Papa Roach had disappeared to prepare their encore. The room was black. Then suddenly, hazy red lights lit up the entire auditorium as frontman Jacoby Shaddix screamed: "This one's for Keith Flint."

The launched into a savagely guitar-fuelled cover of The Prodigy's Firestarter in tribute to the late iconic vocalist, and the O2 Academy in Birmingham went off.

It had been a crowd-fuelled night from the beginning. Despite some strange sound mixing, they had lapped up everything the Californians had thrown their way.

After Nothing More had supported, The nu metallers started with rock clubnight favourite Last Resort, but this is where the mixing played havoc. For the first section of the set it was like all the guitars had been turned down. What is a deliciously angry guitar riff sounded numb and quiet behind the bass and Shaddix's vocals. It was a theme for the first part that only lifted once the clocks had struck 9pm like a strange musical watershed.

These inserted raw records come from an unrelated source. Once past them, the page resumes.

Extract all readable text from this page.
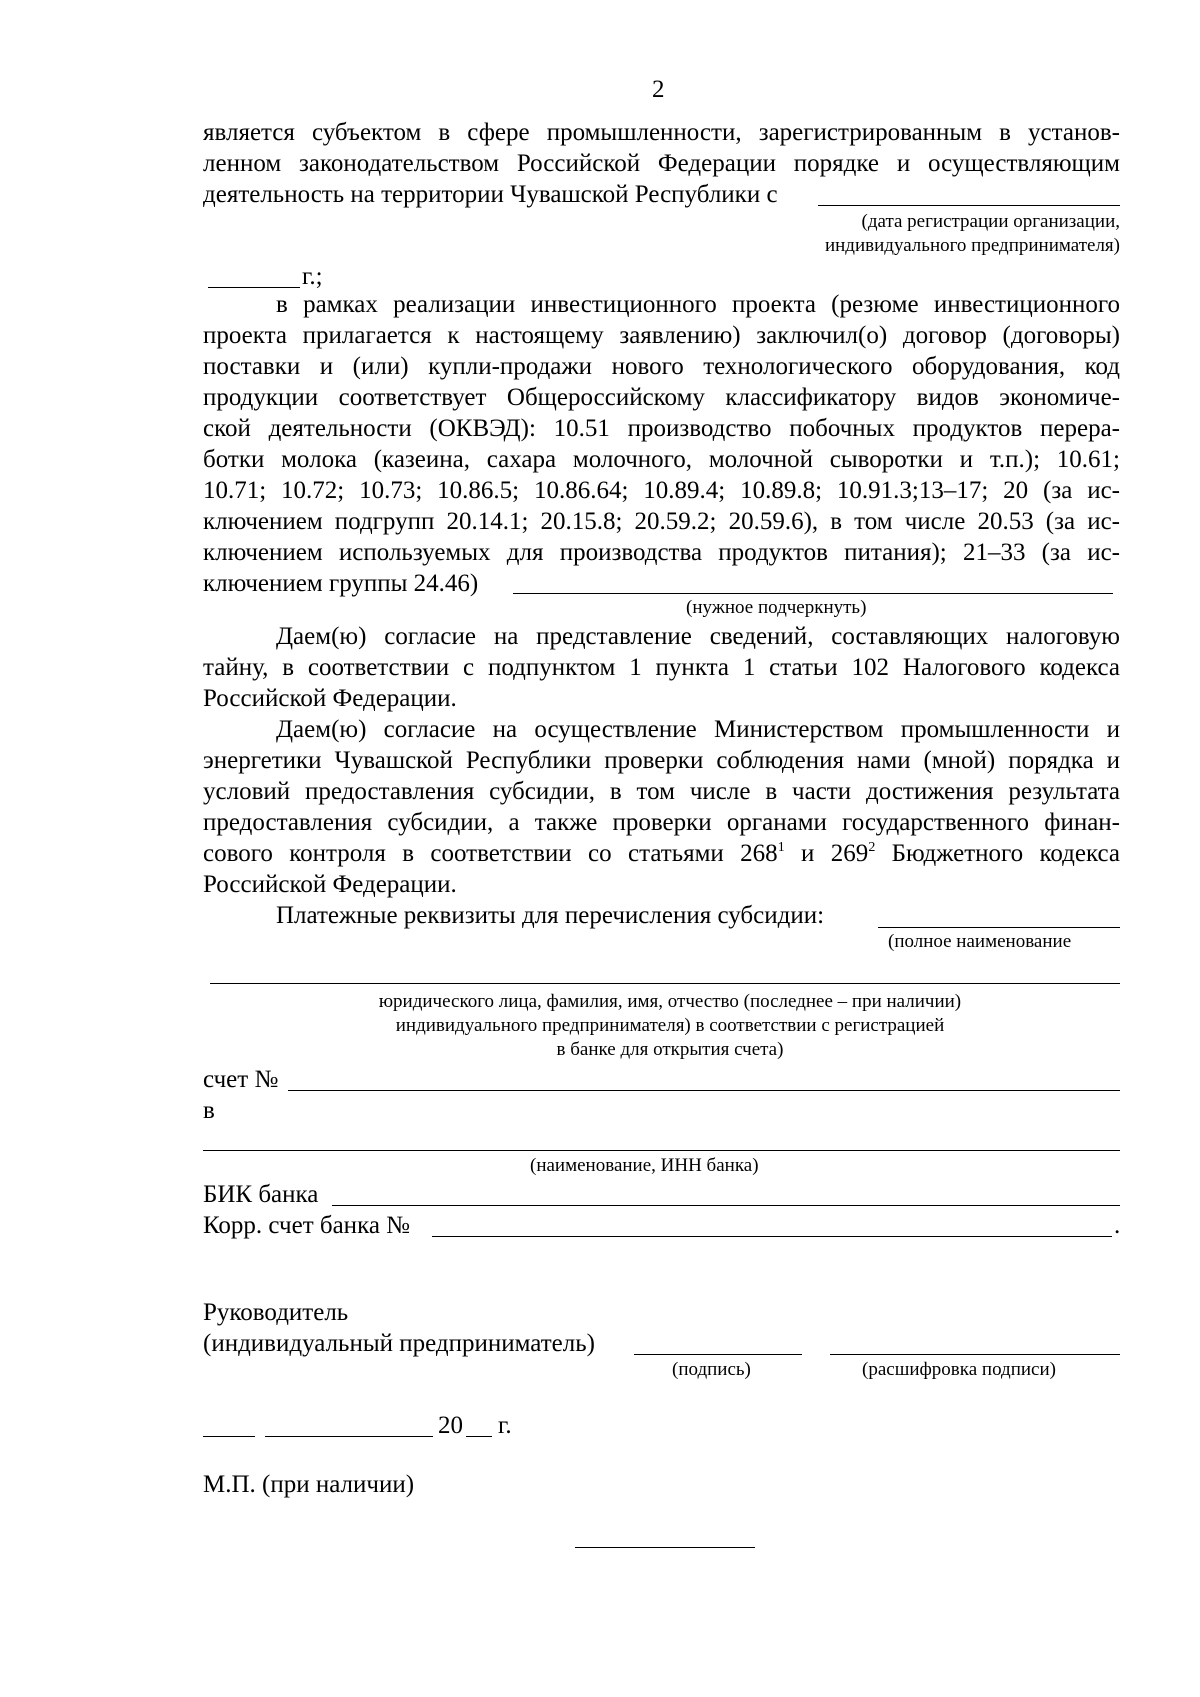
2
является субъектом в сфере промышленности, зарегистрированным в установ-
ленном законодательством Российской Федерации порядке и осуществляющим
деятельность на территории Чувашской Республики с
(дата регистрации организации,
индивидуального предпринимателя)
г.;
в рамках реализации инвестиционного проекта (резюме инвестиционного
проекта прилагается к настоящему заявлению) заключил(о) договор (договоры)
поставки и (или) купли-продажи нового технологического оборудования, код
продукции соответствует Общероссийскому классификатору видов экономиче-
ской деятельности (ОКВЭД): 10.51 производство побочных продуктов перера-
ботки молока (казеина, сахара молочного, молочной сыворотки и т.п.); 10.61;
10.71; 10.72; 10.73; 10.86.5; 10.86.64; 10.89.4; 10.89.8; 10.91.3;13–17; 20 (за ис-
ключением подгрупп 20.14.1; 20.15.8; 20.59.2; 20.59.6), в том числе 20.53 (за ис-
ключением используемых для производства продуктов питания); 21–33 (за ис-
ключением группы 24.46)
(нужное подчеркнуть)
Даем(ю) согласие на представление сведений, составляющих налоговую
тайну, в соответствии с подпунктом 1 пункта 1 статьи 102 Налогового кодекса
Российской Федерации.
Даем(ю) согласие на осуществление Министерством промышленности и
энергетики Чувашской Республики проверки соблюдения нами (мной) порядка и
условий предоставления субсидии, в том числе в части достижения результата
предоставления субсидии, а также проверки органами государственного финан-
сового контроля в соответствии со статьями $268^1$ и $269^2$ Бюджетного кодекса
Российской Федерации.
Платежные реквизиты для перечисления субсидии:
(полное наименование
юридического лица, фамилия, имя, отчество (последнее – при наличии)
индивидуального предпринимателя) в соответствии с регистрацией
в банке для открытия счета)
счет №
в
(наименование, ИНН банка)
БИК банка
Корр. счет банка №	.
Руководитель
(индивидуальный предприниматель)
(подпись)	(расшифровка подписи)
20 г.
М.П. (при наличии)
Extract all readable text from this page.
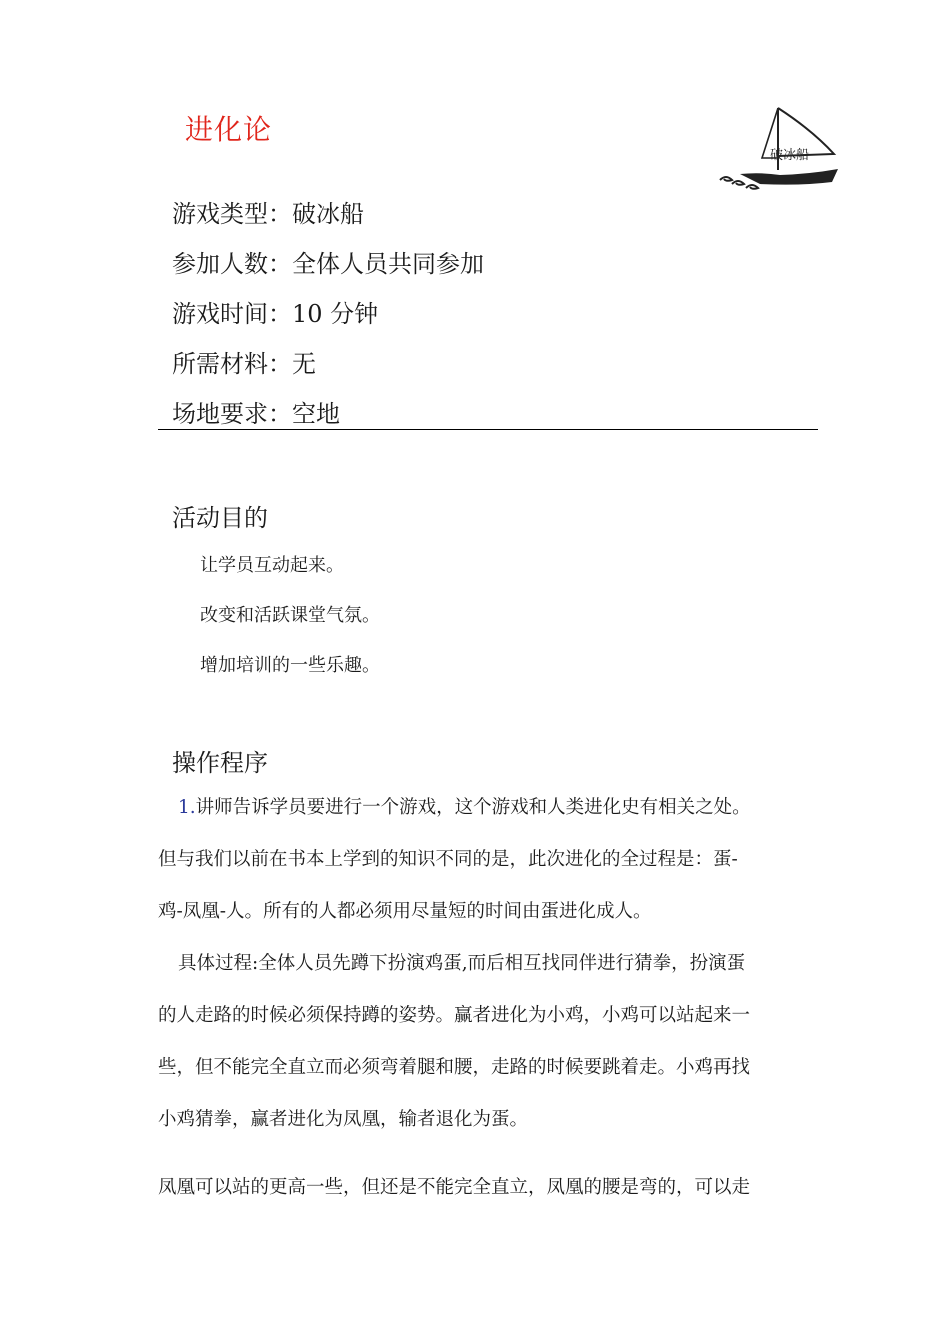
进化论
破冰船
游戏类型：破冰船
参加人数：全体人员共同参加
游戏时间：10 分钟
所需材料：无
场地要求：空地
活动目的
让学员互动起来。
改变和活跃课堂气氛。
增加培训的一些乐趣。
操作程序
1.讲师告诉学员要进行一个游戏，这个游戏和人类进化史有相关之处。
但与我们以前在书本上学到的知识不同的是，此次进化的全过程是：蛋-
鸡-凤凰-人。所有的人都必须用尽量短的时间由蛋进化成人。
具体过程:全体人员先蹲下扮演鸡蛋,而后相互找同伴进行猜拳，扮演蛋
的人走路的时候必须保持蹲的姿势。赢者进化为小鸡，小鸡可以站起来一
些，但不能完全直立而必须弯着腿和腰，走路的时候要跳着走。小鸡再找
小鸡猜拳，赢者进化为凤凰，输者退化为蛋。
凤凰可以站的更高一些，但还是不能完全直立，凤凰的腰是弯的，可以走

It made for an odd sound. Between Angels And Insects, another angtsy fist in the face of life from 2000 album Infest, also sounded a little limp and dumbed down.

The sound seemed to favour their more radio-friendly material such as Help and Elevate, which sounded like real party anthems with their raised melodies.

We were lucky enough to catch P.O.D. and Alien Ant Farm recently at the O2 Institute which saw two other alt. heroes from this era play out. While the former have aged magnificently, the latter...well.

Shaddix was on the same wavelength as P.O.D.. He's been doing this for 26 years now but he bounded around and orchestrated his choir in front of him like it was their first major tour. It's infectious. You can't help but warm to him, particularly when he's opening up about his trying times and shouting out to fans he'd met beforehand, thanking one from the bottom of his heart who was attending their 51st Papa Roach show.

Post-watershed, Take Me and ...To Be Loved took advantage of the growling, increased guitars and two separate, spontaneous crowd eruptions at the end of the latter song and Scars showed how well they thought Roach were doing. That and the repeated chants of "Pa-pa Roach".

They chose to end the night with Born For Greatness. It was a slight anti-climax given its slower nature off the back of the raw energy of the encore built up by that Firestarter cover and Infest.

It created one hell of a sing-along though, so it was clear Shaddix and his gang of Roaches were already preaching to the converted.

The heat and warmth given off by Shaddix are what we'll take home with us. His care for the crowdsurfers and demanding one bleeding fan be handed a towel go beyond the role of your average frontman.